Airbus A380 Super Jumbo arrives at Dulles Airport & it's a monster plane!

The trend away from jumbo passenger jets was already evident when the A380 made its maiden flight. I wonder if the A380 might have had more success if Airbus had concentrated on the proposed cargo version instead of the passenger one. None of the A380F cargo planes were ever built, and the project was scrapped 3 or 4 years ago.

That is one big-ass airplane: Airbus A380 - Wikipedia

As I remember, at the same time Airbus was planning the A380, Boeing was planning the 787 Dreamliner. Airbus bet big on larger planes to fly from hub to hub while Boeing bet big on a smaller plane that could fly to and from smaller airports but was more fuel efficient and used composite materials. Looks like Boeing was right.

You might see a number of the current passenger aircraft converted to freighters as they get (prematurely) retired, just like a number of passenger 747’s that have become economically obsolete for the airlines but are still a good deal for the cargo carriers.

The market for it was really created by just one guy, the CEO at Emirates, which accounts for most of the A380’s sales. But the 777 and A350 are better planes for them, and their orders are shifting that way.

The first four A380s have already been retired and two are waiting to be scrapped, so it doesn’t seem like there is much of a market for converted A380s.

From what I understand, Boeing engineers had freight haulage in the backs of their minds when designing the 747. As I was told, they looked at the Concorde and assumed that supersonic jets were the future of long-distance passenger aviation.

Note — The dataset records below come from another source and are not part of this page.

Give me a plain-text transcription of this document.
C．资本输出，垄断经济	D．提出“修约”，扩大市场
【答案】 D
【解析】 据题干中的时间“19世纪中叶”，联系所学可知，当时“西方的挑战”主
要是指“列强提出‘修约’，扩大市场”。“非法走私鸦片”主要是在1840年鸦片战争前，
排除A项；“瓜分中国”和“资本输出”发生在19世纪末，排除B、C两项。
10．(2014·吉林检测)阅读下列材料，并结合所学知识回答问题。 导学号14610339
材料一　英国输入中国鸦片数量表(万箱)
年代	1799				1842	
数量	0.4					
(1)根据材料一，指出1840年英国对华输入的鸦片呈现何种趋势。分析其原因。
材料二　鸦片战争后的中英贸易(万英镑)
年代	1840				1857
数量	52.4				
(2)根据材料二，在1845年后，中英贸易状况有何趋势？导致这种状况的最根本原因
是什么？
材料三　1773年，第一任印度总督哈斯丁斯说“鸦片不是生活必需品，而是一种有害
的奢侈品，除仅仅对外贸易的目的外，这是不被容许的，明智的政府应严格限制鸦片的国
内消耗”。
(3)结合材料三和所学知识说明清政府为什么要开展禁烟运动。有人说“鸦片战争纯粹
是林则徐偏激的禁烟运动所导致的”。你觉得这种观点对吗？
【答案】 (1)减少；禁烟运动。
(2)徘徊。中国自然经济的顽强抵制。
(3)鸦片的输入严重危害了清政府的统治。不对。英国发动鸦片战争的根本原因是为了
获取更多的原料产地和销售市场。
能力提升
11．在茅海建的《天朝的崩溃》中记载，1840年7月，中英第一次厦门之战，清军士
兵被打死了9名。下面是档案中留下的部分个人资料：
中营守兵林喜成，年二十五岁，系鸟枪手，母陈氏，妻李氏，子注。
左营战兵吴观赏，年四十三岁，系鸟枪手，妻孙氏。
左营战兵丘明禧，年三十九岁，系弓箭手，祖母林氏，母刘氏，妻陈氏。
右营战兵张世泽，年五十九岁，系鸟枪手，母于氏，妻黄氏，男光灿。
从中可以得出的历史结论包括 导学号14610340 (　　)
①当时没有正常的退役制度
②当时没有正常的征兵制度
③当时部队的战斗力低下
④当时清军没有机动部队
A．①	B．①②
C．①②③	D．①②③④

So they gave the 747 its iconic hump, to make it easy to convert to a cargo carrier that could be loaded through the flipped-up nose.

I think that’s correct. The hump on the 747 puts the cockpit above the cargo space, so if the cargo shifts, it won’t crash into the cockpit.

If the cargo shifts that much, being out of its way isn’t going to help you.

I think it was more an issue of having the flight deck out of the way so that loading cargo would be faster and easier.

You may be right. I just remembered that the location of the cockpit had something to do with the cargo configuration.

The A380 was designed to compete with the 747 but the 747 has been on the decline and has only lasted this long because of the freighter version.

The big flaw in the A380 from the start was a lack of a freighter version.

Well, that, and all the airport reconstruction (strengthened ramps and wider-clearance taxiways, etc.) needed to accommodate it. That essentially restricted it to only those few trunk airports that could justify the expense and provide the passenger totals needed to justify it. But the aviation world moved away from hub-and-spoke systems while Airbus was still committed to it.

The story about the 747 hump is true, btw.

The latest edition of the 747 has additional airport requirements that previous models don’t due to increased size.

Is that why Airbus never made a freighter version of the A380? I would assume, for example, that any plane meant for cargo haulage would have to be able to fly into Memphis, Atlanta, and whichever airport DHL flies out of (Berlin? Frankfurt?).

Airbus tried to sell one for a while but nobody wanted it.